Dated: March 3, 2015

EX-32.1

EXHIBIT 32.1

Certification of Principal Executive Officer Pursuant to 18 U.S.C. 1350 (Section 906 of the Sarbanes-Oxley Act of 2002)

I, Scott Koenig, President and Chief Executive Officer (principal executive officer) of MacroGenics, Inc. (the “Registrant”), certify, to the best of my knowledge, based upon a review of the Annual Report on Form 10-K for the period ended December 31, 2014 of the Registrant (the “Report”), that:

 

(1) The Report fully complies with the requirements of Section 13(a) of the Securities Exchange Act of 1934, as amended; and

 

(2) The information contained in the Report fairly presents, in all material respects, the financial condition and results of operations of the Registrant.

 

/s/ Scott Koenig

Name: Scott Koenig, M.D., Ph.D.
Date: March 3, 2015
EX-32.2

EXHIBIT 32.2

Certification of Principal Financial Officer Pursuant to 18 U.S.C. 1350 (Section 906 of the Sarbanes-Oxley Act of 2002)

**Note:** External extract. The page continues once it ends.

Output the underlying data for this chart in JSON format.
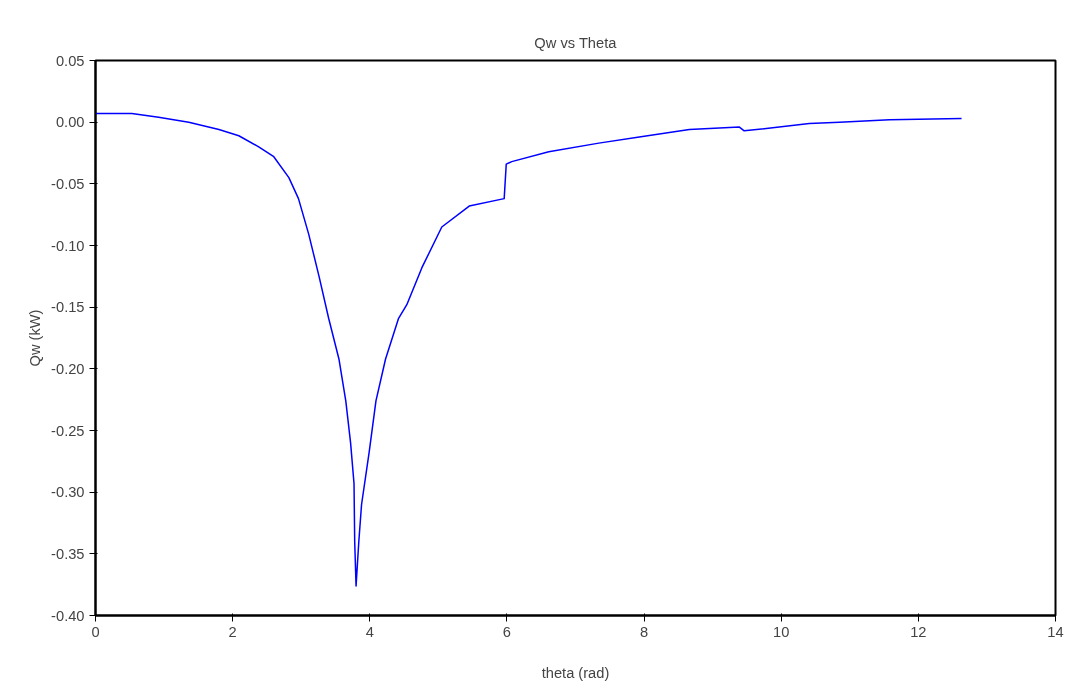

I, James Karrels, Senior Vice President and Chief Financial Officer (principal financial officer) of MacroGenics, Inc. (the “Registrant”), certify, to the best of my knowledge, based upon a review of the Annual Report on Form 10-K for the period ended December 31, 2014 of the Registrant (the “Report”), that:

 

(1) The Report fully complies with the requirements of Section 13(a) of the Securities Exchange Act of 1934, as amended; and

 

(2) The information contained in the Report fairly presents, in all material respects, the financial condition and results of operations of the Registrant.